The baby-snatching impulses surfaced when she began to have counselling to come to terms with her childhood abuse. She has still not recovered from the loss of her babies.

When Sally tells you about her forays into supermarkets and her tentative attempts to steal babies, her green eyes appeal for understanding but at the same time anticipate condemnation.

She dries up as you probe her for details of the time she walked away with the red-haired baby for three hours. She doesn't want to admit that it was pre-planned, that she took nappies and food with her and selected the baby from the shopping precinct.

Sally knows she has a problem. She knew it from the first moment that she tried to steal a baby and hared off to the doctor, to be told: 'Well, if you've come to tell us about it, it can't be that serious.' And she needs no analyst to delve into the psychological motives behind her temptations.

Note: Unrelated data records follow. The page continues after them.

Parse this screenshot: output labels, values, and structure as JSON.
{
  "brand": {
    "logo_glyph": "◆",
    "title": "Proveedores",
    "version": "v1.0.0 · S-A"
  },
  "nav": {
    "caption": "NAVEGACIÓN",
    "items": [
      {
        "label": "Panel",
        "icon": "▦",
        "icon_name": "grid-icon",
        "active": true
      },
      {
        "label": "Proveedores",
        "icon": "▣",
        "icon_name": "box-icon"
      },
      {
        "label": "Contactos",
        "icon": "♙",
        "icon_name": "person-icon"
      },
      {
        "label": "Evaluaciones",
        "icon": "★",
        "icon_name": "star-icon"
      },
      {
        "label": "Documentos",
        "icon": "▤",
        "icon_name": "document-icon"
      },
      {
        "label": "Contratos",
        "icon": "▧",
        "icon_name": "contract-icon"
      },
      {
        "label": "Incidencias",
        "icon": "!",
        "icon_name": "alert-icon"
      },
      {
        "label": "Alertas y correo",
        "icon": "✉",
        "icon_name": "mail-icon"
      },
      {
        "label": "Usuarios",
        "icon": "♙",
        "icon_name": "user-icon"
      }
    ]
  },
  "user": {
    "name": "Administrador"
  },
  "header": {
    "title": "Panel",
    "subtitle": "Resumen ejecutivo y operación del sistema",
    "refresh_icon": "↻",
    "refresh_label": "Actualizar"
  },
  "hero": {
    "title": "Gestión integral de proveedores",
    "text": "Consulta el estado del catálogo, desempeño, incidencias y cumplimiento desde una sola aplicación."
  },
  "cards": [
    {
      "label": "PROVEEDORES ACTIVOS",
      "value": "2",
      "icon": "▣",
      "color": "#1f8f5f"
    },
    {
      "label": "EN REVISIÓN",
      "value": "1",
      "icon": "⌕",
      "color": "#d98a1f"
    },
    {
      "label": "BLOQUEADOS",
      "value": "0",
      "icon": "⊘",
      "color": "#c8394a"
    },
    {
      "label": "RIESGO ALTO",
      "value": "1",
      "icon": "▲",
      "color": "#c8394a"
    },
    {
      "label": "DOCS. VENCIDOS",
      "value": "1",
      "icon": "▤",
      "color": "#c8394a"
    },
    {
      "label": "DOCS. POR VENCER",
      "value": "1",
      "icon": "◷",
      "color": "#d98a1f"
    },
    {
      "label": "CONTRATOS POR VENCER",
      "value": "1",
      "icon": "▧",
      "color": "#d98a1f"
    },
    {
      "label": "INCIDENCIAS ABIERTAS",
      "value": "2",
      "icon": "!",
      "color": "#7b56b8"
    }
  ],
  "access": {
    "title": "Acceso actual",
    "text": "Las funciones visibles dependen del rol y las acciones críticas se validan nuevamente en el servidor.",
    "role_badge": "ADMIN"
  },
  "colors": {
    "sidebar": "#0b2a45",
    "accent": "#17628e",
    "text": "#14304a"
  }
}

'All I ever wanted was a cuddle and I just never got it. I just never felt loved and wanted. Taking babies is me trying to atone for my past. Initially, when I'm with the baby I'm just thinking, 'This is my baby, I've got all I ever wanted, something for me to love and something to love me back.' Then, at the final second, it's 'God, if I get caught I'll get sent down for this.' '

As she tuned in to hear the latest about baby Farrah, she felt sympathy for the parents' 48 hours of anguish. She also felt tremendous guilt. 'I kept saying out loud to myself, 'It wasn't me.' But I have also felt a lot of sympathy for the girl involved. I think there's going to be an outcry if she doesn't go to prison, but I can't help thinking, 'You need help, but how are you going to get it when everybody will be against you?' I think she will have been punished enough, emotionally and mentally, with what's gone on.'

There are no figures available for convictions for baby snatching, but Ken Norman from the Portia Trust, a charity for people in trouble with the law, estimates there are about eight women convicted of baby snatching in prison. In cases where thwarted mother-love is the motivation, he says, children are always unharmed and well looked after.

Mr Norman, a former Fleet Street journalist, is calling for state funding for a nursing home where convicted baby snatchers can be given residential care and specialised psychiatric treatment. It would also be open to any woman experiencing these impulses who is referred by her GP.

Like Sally, Mr Norman believes that Farrah Quli's abductor has suffered enough. 'From the moment she took that baby, there would be an outpouring of love for the child she would have believed was her own. She would have seen the police taking her away as a baby snatch itself.'

He wants to see baby snatching treated as an illness and not a crime. The next few weeks could show whether the authorities agree.